Dean Foster is in the forecasting business. More specifically, he is in the business of ensuring the forecasts Amazon makes for its supply chain are as accurate as possible.
Foster, a research scientist, works in the company’s Supply Chain Optimization Technologies (SCOT) organization. “Our main focus is trying to predict what customers will buy before they buy it,” he said. “We need to make sure that we know what people want so we can find it, get it moved across the country, and have it sitting there waiting when a customer places an order.”
Forecasting what customers might want at any given time, at scale, is inherently complex. One of the ways those forecasts are strengthened is by a concept known as calibration — a topic that Dean has researched extensively. In fact, a paper he co-authored with Rakesh Vohra 23 years ago, “Calibrated Learning and Correlated Equilibrium”, was honored this week with the Test of Time Award at the 21st ACM Conference on Economics and Computation.
The award, presented by the conference’s award committee, “recognizes the author or authors of an influential paper or series of papers published between ten and twenty-five years ago that has significantly impacted research or applications exemplifying the interplay of economics and computation.”
Foster and Vohra’s paper “spurred a sizeable theoretical literature,” notes Steve Tadelis, an Amazon Scholar and economist. It has also won praise for its influence on games played by learning agents, addressing a question emanating from an idea proposed by the famed mathematician John Forbes Nash Jr.
“If we have two different agents learning to play each other, they learn to play an equilibrium,” Foster said. “Nash came up with a fixed point and argued equilibriums exist. But the question, ‘Why would people play them?’ was open.” In other words, the actions of human beings are neither neat nor uniformly predictable. “You are not a simple creature, so modeling your behavior as if you're going to do the exact same thing today as you've done every other day of your life is just wrong,” he says.
Foster and his coauthor, Rakesh Vohra, now a professor at the University of Pennsylvania, set out to account for some of that complexity by including arbitrary sequences when utilizing calibration.
Calibration, in this context, involves comparing a prediction against its actual outcome, measuring the difference between the two and then adjusting as needed. By learning from previous comparisons, prediction models can be calibrated to more accurately match outcomes.
“Not being calibrated is an embarrassment,” Foster said, “You should fix it! If I were trying to predict what nature was going to do, say rain or shine tomorrow, and suppose nature only has one goal in life—make me look stupid—in spite of that, I can still use calibration to figure out an accurate forecast.”
Foster notes that while that explanation may seem hyperbolic, it is particularly relevant to machine learning.
“That idea of calibration and doing predictions when the world's out to get you, is now relatively standard in machine learning. It grew out of connecting a lot of computer science,” he explains. “In computer science, for most things that you can prove, you can show the worst case and the average case are about the same. So the worst possible data for a sorting algorithm is about as hard to sort as a typical problem for sorting. We took that model and said, ‘Well, is it true in statistics?’ And that's where this idea came from. That you can make these predictions that are every bit as good, even when nature is out there trying to fool you.”

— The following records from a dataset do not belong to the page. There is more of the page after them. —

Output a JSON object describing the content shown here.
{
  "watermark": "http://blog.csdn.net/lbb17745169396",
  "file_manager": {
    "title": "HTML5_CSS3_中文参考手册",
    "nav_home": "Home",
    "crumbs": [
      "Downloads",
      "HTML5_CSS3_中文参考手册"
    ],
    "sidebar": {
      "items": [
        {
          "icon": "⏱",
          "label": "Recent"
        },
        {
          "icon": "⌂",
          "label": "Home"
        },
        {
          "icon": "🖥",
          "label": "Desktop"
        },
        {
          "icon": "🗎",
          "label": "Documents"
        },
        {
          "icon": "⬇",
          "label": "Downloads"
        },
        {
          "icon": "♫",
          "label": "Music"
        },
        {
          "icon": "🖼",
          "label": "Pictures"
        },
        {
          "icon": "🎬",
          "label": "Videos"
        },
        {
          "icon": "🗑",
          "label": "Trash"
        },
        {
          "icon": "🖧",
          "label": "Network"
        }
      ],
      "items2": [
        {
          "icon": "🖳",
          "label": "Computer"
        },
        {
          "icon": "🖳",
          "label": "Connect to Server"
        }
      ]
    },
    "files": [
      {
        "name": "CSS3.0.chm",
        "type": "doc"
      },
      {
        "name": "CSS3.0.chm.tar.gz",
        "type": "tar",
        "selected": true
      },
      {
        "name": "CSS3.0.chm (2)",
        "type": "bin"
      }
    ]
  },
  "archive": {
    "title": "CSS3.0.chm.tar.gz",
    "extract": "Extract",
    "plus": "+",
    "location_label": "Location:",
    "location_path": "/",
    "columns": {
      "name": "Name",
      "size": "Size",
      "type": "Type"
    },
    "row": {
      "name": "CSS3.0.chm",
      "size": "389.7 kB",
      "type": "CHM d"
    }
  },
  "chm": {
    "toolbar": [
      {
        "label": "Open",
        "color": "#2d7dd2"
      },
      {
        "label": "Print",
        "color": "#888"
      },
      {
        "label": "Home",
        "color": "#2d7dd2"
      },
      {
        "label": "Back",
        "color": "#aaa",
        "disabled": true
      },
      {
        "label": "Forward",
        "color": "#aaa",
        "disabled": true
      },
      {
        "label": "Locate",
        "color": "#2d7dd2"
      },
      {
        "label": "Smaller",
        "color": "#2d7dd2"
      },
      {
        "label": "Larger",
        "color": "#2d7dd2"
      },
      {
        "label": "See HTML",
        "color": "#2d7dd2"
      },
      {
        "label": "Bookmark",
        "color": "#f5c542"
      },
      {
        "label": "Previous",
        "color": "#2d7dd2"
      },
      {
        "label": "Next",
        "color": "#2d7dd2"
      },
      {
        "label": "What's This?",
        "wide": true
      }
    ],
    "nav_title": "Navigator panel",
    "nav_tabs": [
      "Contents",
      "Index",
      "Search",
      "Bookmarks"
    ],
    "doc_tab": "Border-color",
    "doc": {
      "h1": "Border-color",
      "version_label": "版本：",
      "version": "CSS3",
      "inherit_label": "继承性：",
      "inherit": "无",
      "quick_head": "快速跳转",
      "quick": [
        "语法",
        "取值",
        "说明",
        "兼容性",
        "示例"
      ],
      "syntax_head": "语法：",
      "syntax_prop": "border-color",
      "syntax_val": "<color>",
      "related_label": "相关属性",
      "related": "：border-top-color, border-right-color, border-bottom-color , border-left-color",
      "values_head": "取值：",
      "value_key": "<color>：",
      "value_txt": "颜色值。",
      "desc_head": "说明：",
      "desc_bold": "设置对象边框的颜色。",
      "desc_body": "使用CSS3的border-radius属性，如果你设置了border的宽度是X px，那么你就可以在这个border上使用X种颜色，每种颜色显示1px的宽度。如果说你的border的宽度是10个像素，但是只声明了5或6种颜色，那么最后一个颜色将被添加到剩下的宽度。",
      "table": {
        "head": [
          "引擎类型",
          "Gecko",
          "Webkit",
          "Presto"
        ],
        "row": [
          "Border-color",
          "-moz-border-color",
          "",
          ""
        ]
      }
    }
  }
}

That idea has roots in game theory, an area in which calibration is particularly useful. Game theory assumes your opponent is attempting to fool you, for example, a chess player who wants you to think your queen is in danger when it really isn’t. Making errant predictions (or forecasts) means you will lose more frequently. Alternately, calibrated predictions can help you win more often.

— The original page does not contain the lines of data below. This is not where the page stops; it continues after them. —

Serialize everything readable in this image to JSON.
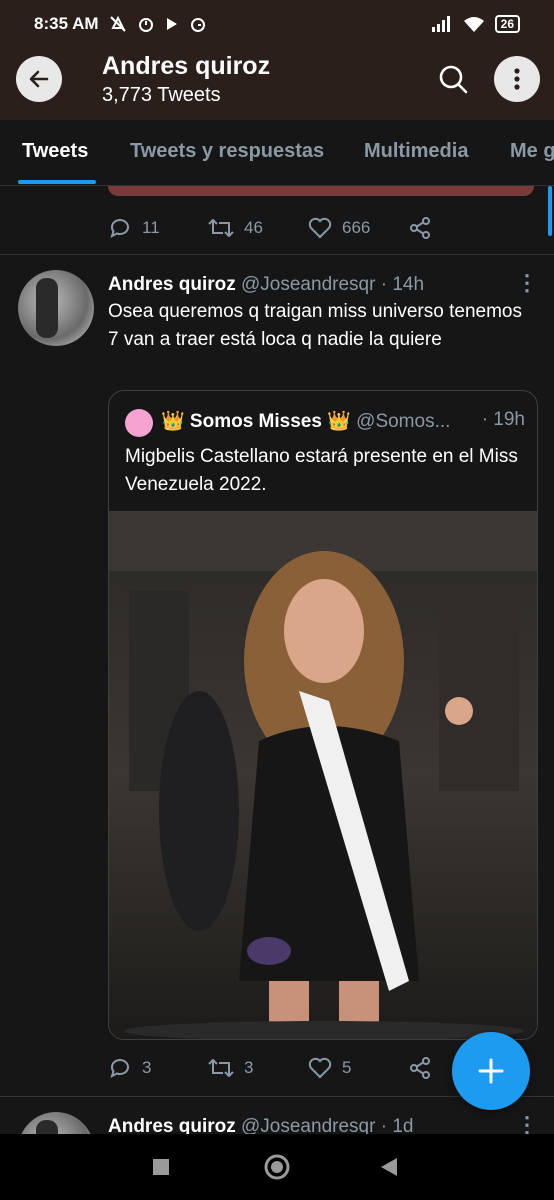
{
  "status_bar": {
    "time": "8:35 AM",
    "battery": "26",
    "icons": [
      "mute-icon",
      "alarm-icon",
      "play-icon",
      "alarm-icon",
      "signal-icon",
      "wifi-icon",
      "battery-icon"
    ]
  },
  "header": {
    "title": "Andres quiroz",
    "subtitle": "3,773 Tweets"
  },
  "tabs": [
    {
      "label": "Tweets",
      "active": true
    },
    {
      "label": "Tweets y respuestas",
      "active": false
    },
    {
      "label": "Multimedia",
      "active": false
    },
    {
      "label": "Me g",
      "active": false
    }
  ],
  "prev_tweet_actions": {
    "replies": "11",
    "retweets": "46",
    "likes": "666"
  },
  "tweet": {
    "name": "Andres quiroz",
    "handle": "@Joseandresqr",
    "time": "· 14h",
    "text": "Osea queremos q traigan miss universo tenemos 7 van a traer está loca q nadie la quiere",
    "quote": {
      "name": "👑 Somos Misses 👑",
      "handle": "@Somos...",
      "time": "· 19h",
      "text": "Migbelis Castellano estará presente en el Miss Venezuela 2022."
    },
    "actions": {
      "replies": "3",
      "retweets": "3",
      "likes": "5"
    }
  },
  "next_tweet": {
    "name": "Andres quiroz",
    "handle": "@Joseandresqr",
    "time": "· 1d"
  },
  "colors": {
    "accent": "#1d9bf0",
    "header_bg": "#2b1f1c",
    "feed_bg": "#161616"
  }
}
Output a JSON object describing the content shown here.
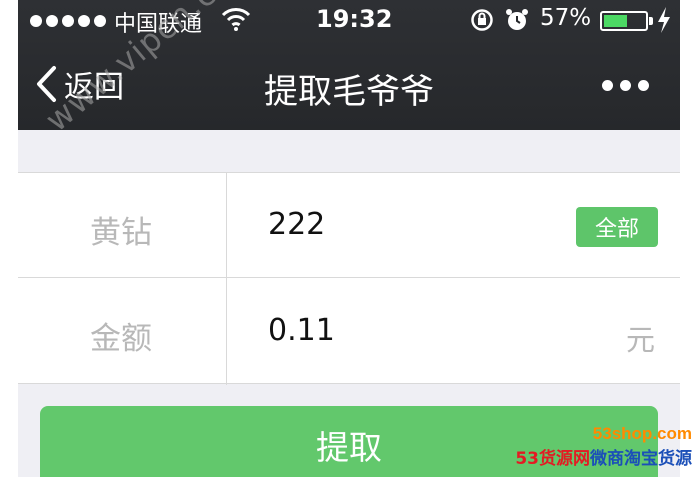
{
  "status_bar": {
    "carrier": "中国联通",
    "time": "19:32",
    "battery_percent": "57%",
    "battery_level": 0.57
  },
  "nav": {
    "back_label": "返回",
    "title": "提取毛爷爷"
  },
  "form": {
    "rows": [
      {
        "label": "黄钻",
        "value": "222",
        "action_label": "全部"
      },
      {
        "label": "金额",
        "value": "0.11",
        "unit": "元"
      }
    ]
  },
  "submit_label": "提取",
  "watermarks": {
    "diagonal": "www.vipcn.com",
    "corner_line1": "53shop.com",
    "corner_line2_a": "53货源网",
    "corner_line2_b": "微商淘宝货源"
  },
  "colors": {
    "accent_green": "#5ec56a",
    "topbar": "#2a2c30",
    "background": "#efeff4"
  }
}
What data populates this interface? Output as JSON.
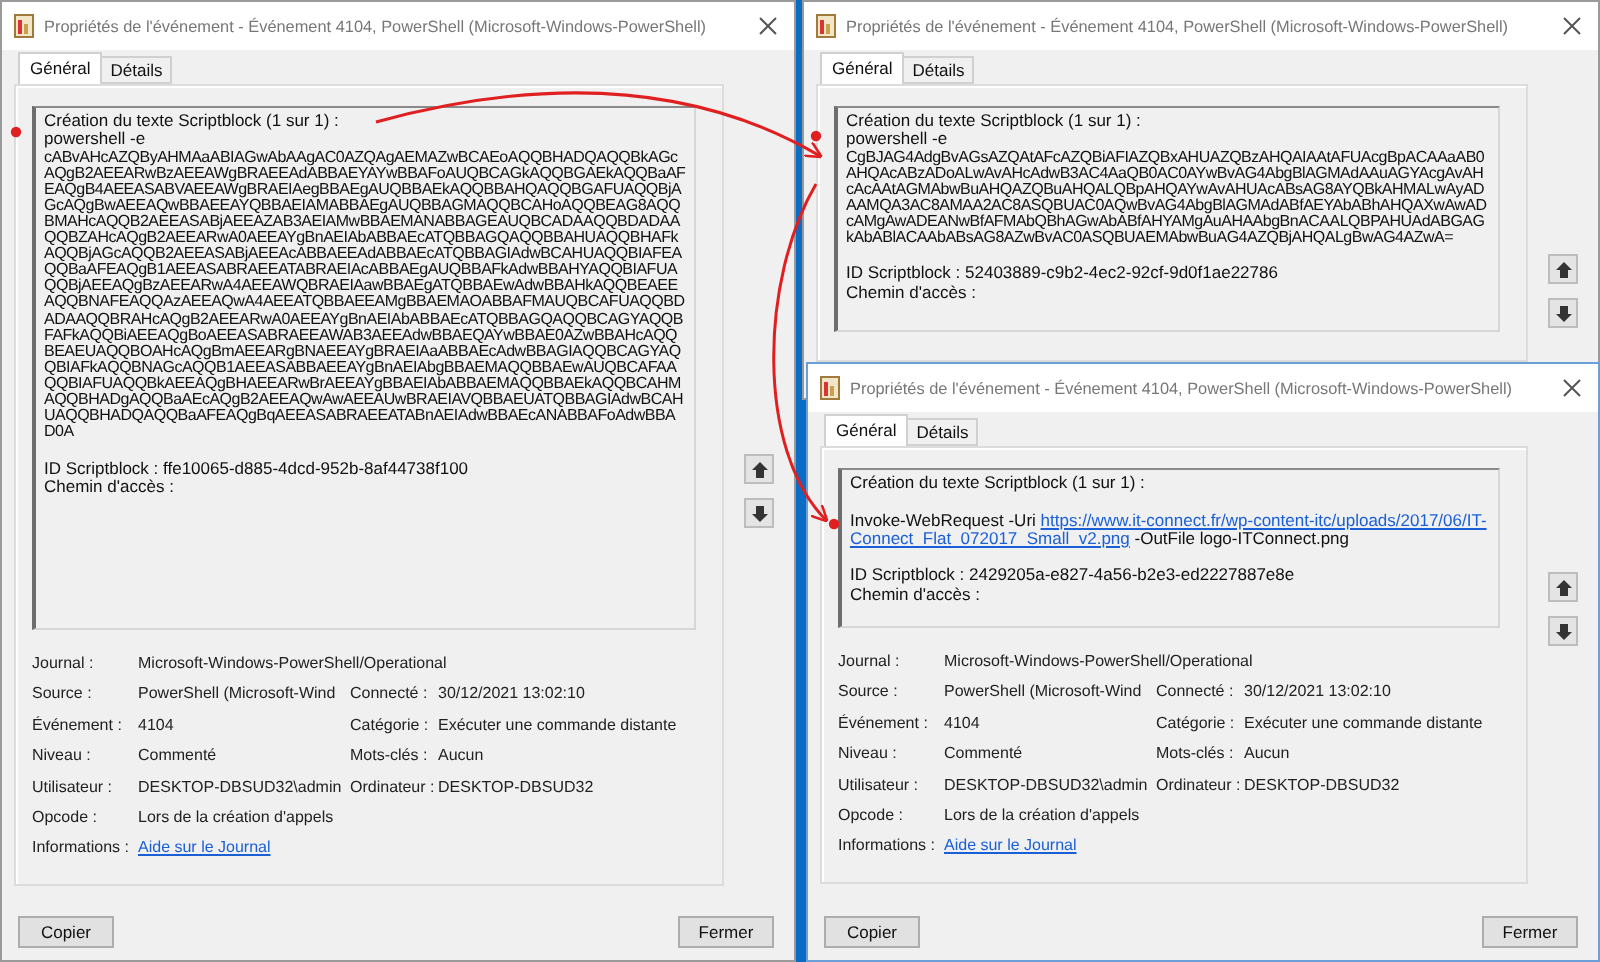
{
  "windows": [
    {
      "title": "Propriétés de l'événement - Événement 4104, PowerShell (Microsoft-Windows-PowerShell)",
      "tabs": [
        {
          "label": "Général",
          "selected": true
        },
        {
          "label": "Détails",
          "selected": false
        }
      ],
      "event_text": {
        "heading": "Création du texte Scriptblock (1 sur 1) :",
        "blank_line_after_heading": false,
        "lines": [
          [
            {
              "kind": "text",
              "text": "powershell -e"
            }
          ],
          [
            {
              "kind": "code",
              "text": "cABvAHcAZQByAHMAaABIAGwAbAAgAC0AZQAgAEMAZwBCAEoAQQBHADQAQQBkAGcAQgB2AEEARwBzAEEAWgBRAEEAdABBAEYAYwBBAFoAUQBCAGkAQQBGAEkAQQBaAFEAQgB4AEEASABVAEEAWgBRAEIAegBBAEgAUQBBAEkAQQBBAHQAQQBGAFUAQQBjAGcAQgBwAEEAQwBBAEEAYQBBAEIAMABBAEgAUQBBAGMAQQBCAHoAQQBEAG8AQQBMAHcAQQB2AEEASABjAEEAZAB3AEIAMwBBAEMANABBAGEAUQBCADAAQQBDADAAQQBZAHcAQgB2AEEARwA0AEEAYgBnAEIAbABBAEcATQBBAGQAQQBBAHUAQQBHAFkAQQBjAGcAQQB2AEEASABjAEEAcABBAEEAdABBAEcATQBBAGIAdwBCAHUAQQBIAFEAQQBaAFEAQgB1AEEASABRAEEATABRAEIAcABBAEgAUQBBAFkAdwBBAHYAQQBIAFUAQQBjAEEAQgBzAEEARwA4AEEAWQBRAEIAawBBAEgATQBBAEwAdwBBAHkAQQBEAEEAQQBNAFEAQQAzAEEAQwA4AEEATQBBAEEAMgBBAEMAOABBAFMAUQBCAFUAQQBDADAAQQBRAHcAQgB2AEEARwA0AEEAYgBnAEIAbABBAEcATQBBAGQAQQBCAGYAQQBFAFkAQQBiAEEAQgBoAEEASABRAEEAWAB3AEEAdwBBAEQAYwBBAE0AZwBBAHcAQQBEAEUAQQBOAHcAQgBmAEEARgBNAEEAYgBRAEIAaABBAEcAdwBBAGIAQQBCAGYAQQBIAFkAQQBNAGcAQQB1AEEASABBAEEAYgBnAEIAbgBBAEMAQQBBAEwAUQBCAFAAQQBIAFUAQQBkAEEAQgBHAEEARwBrAEEAYgBBAEIAbABBAEMAQQBBAEkAQQBCAHMAQQBHADgAQQBaAEcAQgB2AEEAQwAwAEEAUwBRAEIAVQBBAEUATQBBAGIAdwBCAHUAQQBHADQAQQBaAFEAQgBqAEEASABRAEEATABnAEIAdwBBAEcANABBAFoAdwBBAD0A"
            }
          ]
        ],
        "scriptblock_id": "ID Scriptblock : ffe10065-d885-4dcd-952b-8af44738f100",
        "path": "Chemin d'accès :"
      },
      "scroll_buttons": [
        {
          "kind": "up"
        },
        {
          "kind": "down"
        }
      ],
      "details": [
        [
          {
            "kind": "label",
            "text": "Journal :"
          },
          {
            "kind": "value",
            "text": "Microsoft-Windows-PowerShell/Operational"
          }
        ],
        [
          {
            "kind": "label",
            "text": "Source :"
          },
          {
            "kind": "value",
            "text": "PowerShell (Microsoft-Wind"
          },
          {
            "kind": "label",
            "text": "Connecté :"
          },
          {
            "kind": "value",
            "text": "30/12/2021 13:02:10"
          }
        ],
        [
          {
            "kind": "label",
            "text": "Événement :"
          },
          {
            "kind": "value",
            "text": "4104"
          },
          {
            "kind": "label",
            "text": "Catégorie :"
          },
          {
            "kind": "value",
            "text": "Exécuter une commande distante"
          }
        ],
        [
          {
            "kind": "label",
            "text": "Niveau :"
          },
          {
            "kind": "value",
            "text": "Commenté"
          },
          {
            "kind": "label",
            "text": "Mots-clés :"
          },
          {
            "kind": "value",
            "text": "Aucun"
          }
        ],
        [
          {
            "kind": "label",
            "text": "Utilisateur :"
          },
          {
            "kind": "value",
            "text": "DESKTOP-DBSUD32\\admin"
          },
          {
            "kind": "label",
            "text": "Ordinateur :"
          },
          {
            "kind": "value",
            "text": "DESKTOP-DBSUD32"
          }
        ],
        [
          {
            "kind": "label",
            "text": "Opcode :"
          },
          {
            "kind": "value",
            "text": "Lors de la création d'appels"
          }
        ],
        [
          {
            "kind": "label",
            "text": "Informations :"
          },
          {
            "kind": "link",
            "text": "Aide sur le Journal"
          }
        ]
      ],
      "buttons": [
        "Copier",
        "Fermer"
      ]
    },
    {
      "title": "Propriétés de l'événement - Événement 4104, PowerShell (Microsoft-Windows-PowerShell)",
      "tabs": [
        {
          "label": "Général",
          "selected": true
        },
        {
          "label": "Détails",
          "selected": false
        }
      ],
      "event_text": {
        "heading": "Création du texte Scriptblock (1 sur 1) :",
        "blank_line_after_heading": false,
        "lines": [
          [
            {
              "kind": "text",
              "text": "powershell -e"
            }
          ],
          [
            {
              "kind": "code",
              "text": "CgBJAG4AdgBvAGsAZQAtAFcAZQBiAFIAZQBxAHUAZQBzAHQAIAAtAFUAcgBpACAAaAB0AHQAcABzADoALwAvAHcAdwB3AC4AaQB0AC0AYwBvAG4AbgBlAGMAdAAuAGYAcgAvAHcAcAAtAGMAbwBuAHQAZQBuAHQALQBpAHQAYwAvAHUAcABsAG8AYQBkAHMALwAyADAAMQA3AC8AMAA2AC8ASQBUAC0AQwBvAG4AbgBlAGMAdABfAEYAbABhAHQAXwAwADcAMgAwADEANwBfAFMAbQBhAGwAbABfAHYAMgAuAHAAbgBnACAALQBPAHUAdABGAGkAbABlACAAbABsAG8AZwBvAC0ASQBUAEMAbwBuAG4AZQBjAHQALgBwAG4AZwA="
            }
          ]
        ],
        "scriptblock_id": "ID Scriptblock : 52403889-c9b2-4ec2-92cf-9d0f1ae22786",
        "path": "Chemin d'accès :"
      },
      "scroll_buttons": [
        {
          "kind": "up"
        },
        {
          "kind": "down"
        }
      ]
    },
    {
      "title": "Propriétés de l'événement - Événement 4104, PowerShell (Microsoft-Windows-PowerShell)",
      "tabs": [
        {
          "label": "Général",
          "selected": true
        },
        {
          "label": "Détails",
          "selected": false
        }
      ],
      "event_text": {
        "heading": "Création du texte Scriptblock (1 sur 1) :",
        "blank_line_after_heading": true,
        "lines": [
          [
            {
              "kind": "text",
              "text": "Invoke-WebRequest -Uri "
            },
            {
              "kind": "link",
              "text": "https://www.it-connect.fr/wp-content-itc/uploads/2017/06/IT-"
            }
          ],
          [
            {
              "kind": "link",
              "text": "Connect_Flat_072017_Small_v2.png"
            },
            {
              "kind": "text",
              "text": " -OutFile  logo-ITConnect.png"
            }
          ]
        ],
        "scriptblock_id": "ID Scriptblock : 2429205a-e827-4a56-b2e3-ed2227887e8e",
        "path": "Chemin d'accès :"
      },
      "scroll_buttons": [
        {
          "kind": "up"
        },
        {
          "kind": "down"
        }
      ],
      "details": [
        [
          {
            "kind": "label",
            "text": "Journal :"
          },
          {
            "kind": "value",
            "text": "Microsoft-Windows-PowerShell/Operational"
          }
        ],
        [
          {
            "kind": "label",
            "text": "Source :"
          },
          {
            "kind": "value",
            "text": "PowerShell (Microsoft-Wind"
          },
          {
            "kind": "label",
            "text": "Connecté :"
          },
          {
            "kind": "value",
            "text": "30/12/2021 13:02:10"
          }
        ],
        [
          {
            "kind": "label",
            "text": "Événement :"
          },
          {
            "kind": "value",
            "text": "4104"
          },
          {
            "kind": "label",
            "text": "Catégorie :"
          },
          {
            "kind": "value",
            "text": "Exécuter une commande distante"
          }
        ],
        [
          {
            "kind": "label",
            "text": "Niveau :"
          },
          {
            "kind": "value",
            "text": "Commenté"
          },
          {
            "kind": "label",
            "text": "Mots-clés :"
          },
          {
            "kind": "value",
            "text": "Aucun"
          }
        ],
        [
          {
            "kind": "label",
            "text": "Utilisateur :"
          },
          {
            "kind": "value",
            "text": "DESKTOP-DBSUD32\\admin"
          },
          {
            "kind": "label",
            "text": "Ordinateur :"
          },
          {
            "kind": "value",
            "text": "DESKTOP-DBSUD32"
          }
        ],
        [
          {
            "kind": "label",
            "text": "Opcode :"
          },
          {
            "kind": "value",
            "text": "Lors de la création d'appels"
          }
        ],
        [
          {
            "kind": "label",
            "text": "Informations :"
          },
          {
            "kind": "link",
            "text": "Aide sur le Journal"
          }
        ]
      ],
      "buttons": [
        "Copier",
        "Fermer"
      ]
    }
  ]
}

“With a calibrated forecast, if I believe someone will take some action two-thirds of the time and two-thirds of the time they actually do that, I can now know two-thirds is the right answer,” he says. “And I can trust that I won't have to go back and say, ‘Well, most of time, it landed the other way...’ It's landing the way I thought it was going to land.”
Foster noted that calibration also helps ensure that forecasts aren’t tripped up by things like sample sizes. “A way to describe calibration for our forecast is that, after we announce the forecast, someone else shouldn't be able to come along and say, ‘Hey, if you made that forecast 20% larger it would be more accurate.’ Calibration is a check to make sure that you haven't left an easy, low-hanging fruit modification around.”

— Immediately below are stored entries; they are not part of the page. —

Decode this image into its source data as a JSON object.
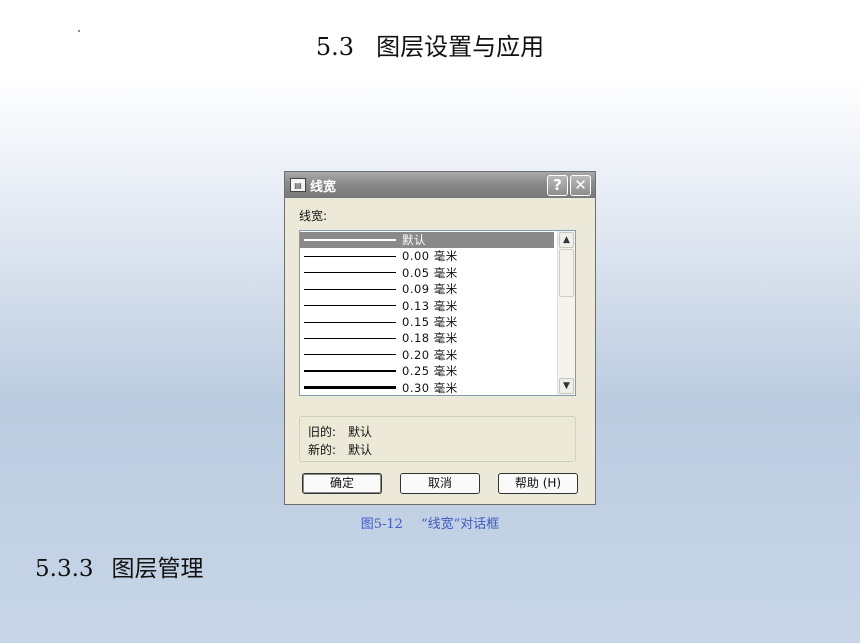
{
  "slide": {
    "title_number": "5.3",
    "title_text": "图层设置与应用",
    "section_number": "5.3.3",
    "section_text": "图层管理",
    "caption_figure": "图5-12",
    "caption_text": "“线宽”对话框"
  },
  "dialog": {
    "title": "线宽",
    "help_glyph": "?",
    "close_glyph": "✕",
    "lineweight_label": "线宽:",
    "items": [
      {
        "label": "默认",
        "weight": 1.5,
        "selected": true
      },
      {
        "label": "0.00 毫米",
        "weight": 1,
        "selected": false
      },
      {
        "label": "0.05 毫米",
        "weight": 1,
        "selected": false
      },
      {
        "label": "0.09 毫米",
        "weight": 1,
        "selected": false
      },
      {
        "label": "0.13 毫米",
        "weight": 1,
        "selected": false
      },
      {
        "label": "0.15 毫米",
        "weight": 1,
        "selected": false
      },
      {
        "label": "0.18 毫米",
        "weight": 1,
        "selected": false
      },
      {
        "label": "0.20 毫米",
        "weight": 1,
        "selected": false
      },
      {
        "label": "0.25 毫米",
        "weight": 1.5,
        "selected": false
      },
      {
        "label": "0.30 毫米",
        "weight": 3,
        "selected": false
      }
    ],
    "old_label": "旧的:",
    "old_value": "默认",
    "new_label": "新的:",
    "new_value": "默认",
    "ok_label": "确定",
    "cancel_label": "取消",
    "help_label": "帮助 (H)"
  },
  "colors": {
    "caption": "#3f59c2",
    "titlebar": "#8a8a8a",
    "dialog_bg": "#ece9d8"
  }
}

As to the future of forecasting, when it comes to supply chain optimization, Foster sees lots of potential. He is particularly excited about Amazon’s expanded usage of reinforcement learning, a machine learning approach focused on maximizing cumulative reward.
“I've been working on how to take a more economic viewpoint,” Foster said. “How do we connect the forecast to the economic decisions that we make so there’s a more integrated approach? We're trying to do this by applying more reinforcement learning techniques.”
For all of the citations and accolades his paper has earned, it didn’t start smoothly. “When we first tried to publish the paper, it was a shock enough in statistics journals that it was rejected several times,” Foster recalled. “One referee said, ‘You're trying to predict the unpredictable.’” In a way, he still is.